Pumpkin & Gouda Stuffed Shells Recipe FAQs
What type of pumpkin puree should I use?
Absolutely! Make sure to use pure pumpkin puree instead of pumpkin pie filling, which contains added sugars and spices that could alter the flavor of your stuffed shells.
How should I store leftover Pumpkin & Gouda Stuffed Shells?
To keep your stuffed shells fresh, store them in an airtight container in the fridge for up to 5 days. When you’re ready to enjoy, simply reheat them in the oven at 350°F (covered with foil) for about 20 minutes.
Can I freeze Pumpkin & Gouda Stuffed Shells?
Yes, you can! To freeze, first arrange your filled shells in a single layer on a baking sheet until frozen solid. Then transfer them to a freezer-safe bag or container. They’ll keep well for up to 3 months. When ready to eat, bake them directly from the freezer at 350°F for about 30-35 minutes, covered with foil until heated through.
What if my pasta shells break while cooking?
Very common! To avoid this, make sure to cook your shells only until al dente—about 8-10 minutes is perfect. If you do experience breakage, try using manicotti tubes instead, as they’re larger and thicker, making them less likely to break.
Are these shells suitable for vegetarians?

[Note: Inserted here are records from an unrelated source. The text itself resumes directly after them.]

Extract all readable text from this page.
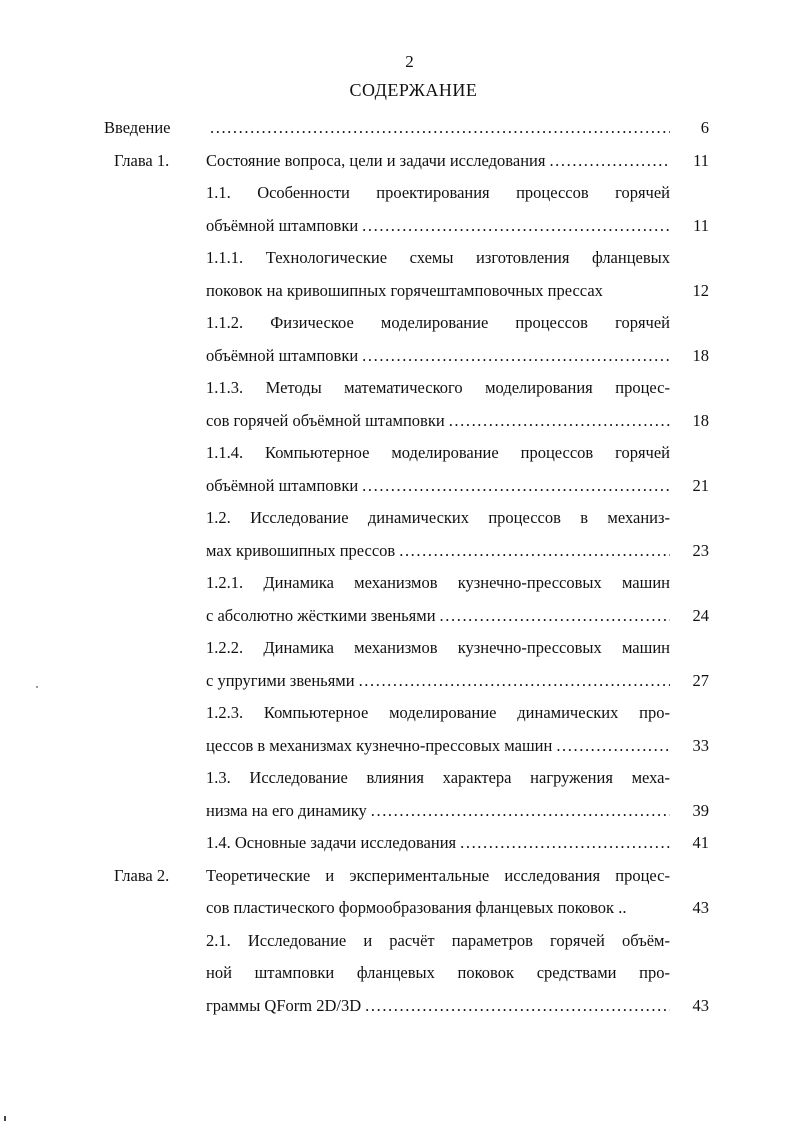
2
СОДЕРЖАНИЕ
Введение .....	6
Глава 1. Состояние вопроса, цели и задачи исследования .....	11
1.1. Особенности проектирования процессов горячей
объёмной штамповки .....	11
1.1.1. Технологические схемы изготовления фланцевых
поковок на кривошипных горячештамповочных прессах	12
1.1.2. Физическое моделирование процессов горячей
объёмной штамповки .....	18
1.1.3. Методы математического моделирования процес-
сов горячей объёмной штамповки .....	18
1.1.4. Компьютерное моделирование процессов горячей
объёмной штамповки .....	21
1.2. Исследование динамических процессов в механиз-
мах кривошипных прессов .....	23
1.2.1. Динамика механизмов кузнечно-прессовых машин
с абсолютно жёсткими звеньями .....	24
1.2.2. Динамика механизмов кузнечно-прессовых машин
с упругими звеньями .....	27
1.2.3. Компьютерное моделирование динамических про-
цессов в механизмах кузнечно-прессовых машин .....	33
1.3. Исследование влияния характера нагружения меха-
низма на его динамику .....	39
1.4. Основные задачи исследования .....	41
Глава 2. Теоретические и экспериментальные исследования процес-
сов пластического формообразования фланцевых поковок ..	43
2.1. Исследование и расчёт параметров горячей объём-
ной штамповки фланцевых поковок средствами про-
граммы QForm 2D/3D .....	43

Yes, by substituting the crispy bacon with sautéed mushrooms or cooked lentils, you can easily create a vegetarian-friendly version of these Pumpkin & Gouda Stuffed Shells. This way, everyone can enjoy the comforting flavors of this dish!
Can I add other ingredients to the filling?

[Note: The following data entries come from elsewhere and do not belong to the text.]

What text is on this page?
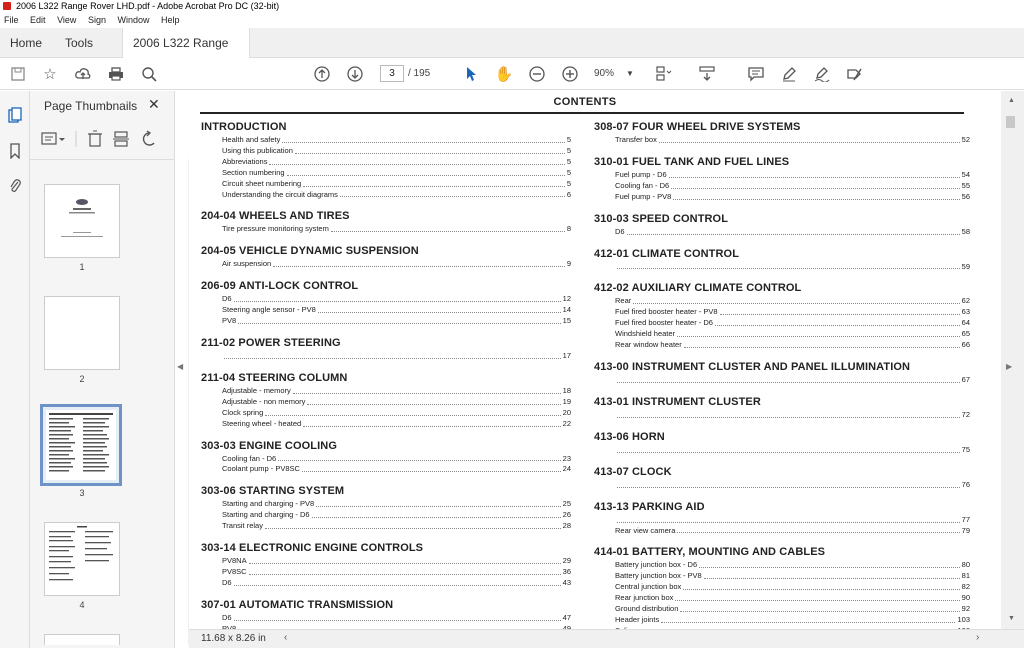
2006 L322 Range Rover LHD.pdf - Adobe Acrobat Pro DC (32-bit)
File Edit View Sign Window Help
Home	Tools	2006 L322 Range
☆	3	/ 195	✋	90% ▼
Page Thumbnails ✕
1
2
3
4
◀
CONTENTS
INTRODUCTION
Health and safety	5
Using this publication	5
Abbreviations	5
Section numbering	5
Circuit sheet numbering	5
Understanding the circuit diagrams	6
204-04 WHEELS AND TIRES
Tire pressure monitoring system	8
204-05 VEHICLE DYNAMIC SUSPENSION
Air suspension	9
206-09 ANTI-LOCK CONTROL
D6	12
Steering angle sensor - PV8	14
PV8	15
211-02 POWER STEERING
17
211-04 STEERING COLUMN
Adjustable - memory	18
Adjustable - non memory	19
Clock spring	20
Steering wheel - heated	22
303-03 ENGINE COOLING
Cooling fan - D6	23
Coolant pump - PV8SC	24
303-06 STARTING SYSTEM
Starting and charging - PV8	25
Starting and charging - D6	26
Transit relay	28
303-14 ELECTRONIC ENGINE CONTROLS
PV8NA	29
PV8SC	36
D6	43
307-01 AUTOMATIC TRANSMISSION
D6	47
308-07 FOUR WHEEL DRIVE SYSTEMS
Transfer box	52
310-01 FUEL TANK AND FUEL LINES
Fuel pump - D6	54
Cooling fan - D6	55
Fuel pump - PV8	56
310-03 SPEED CONTROL
D6	58
412-01 CLIMATE CONTROL
59
412-02 AUXILIARY CLIMATE CONTROL
Rear	62
Fuel fired booster heater - PV8	63
Fuel fired booster heater - D6	64
Windshield heater	65
Rear window heater	66
413-00 INSTRUMENT CLUSTER AND PANEL ILLUMINATION
67
413-01 INSTRUMENT CLUSTER
72
413-06 HORN
75
413-07 CLOCK
76
413-13 PARKING AID
77
Rear view camera	79
414-01 BATTERY, MOUNTING AND CABLES
Battery junction box - D6	80
Battery junction box - PV8	81
Central junction box	82
Rear junction box	90
Ground distribution	92
Header joints	103
▲
▼
▶
11.68 x 8.26 in ‹	›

Definitely! Feel free to enhance the filling with spices like nutmeg or sage, or even add in some cooked spinach for a delightful twist. The more, the merrier when it comes to flavor!

Savory Pumpkin & Gouda Stuffed Shells for Cozy Fall Nights
Ingredients
Equipment
Method
- Preheat your oven to 350°F (175°C) and gather your ingredients and a large baking dish.
- In a skillet, cook the chopped bacon over medium-low heat for 8-10 minutes until crispy. Transfer to a paper towel-lined plate, leaving some grease in the pan.
- Sauté the chopped sweet onion and minced garlic in the reserved bacon grease for 4-5 minutes. Stir in the pumpkin puree, half of the bacon, and half of the Gouda, seasoning with paprika, salt, and pepper.
- Boil salted water in a large pot and cook the large shells for 8-10 minutes until al dente. Drain and cool briefly.
- Stuff each shell with the pumpkin mixture and place them in a baking dish.
- Sprinkle the remaining bacon and Gouda cheese on top. Bake for 20-25 minutes until cheese is melted and bubbly.
- Let cool for a few minutes and garnish with chopped chives before serving warm.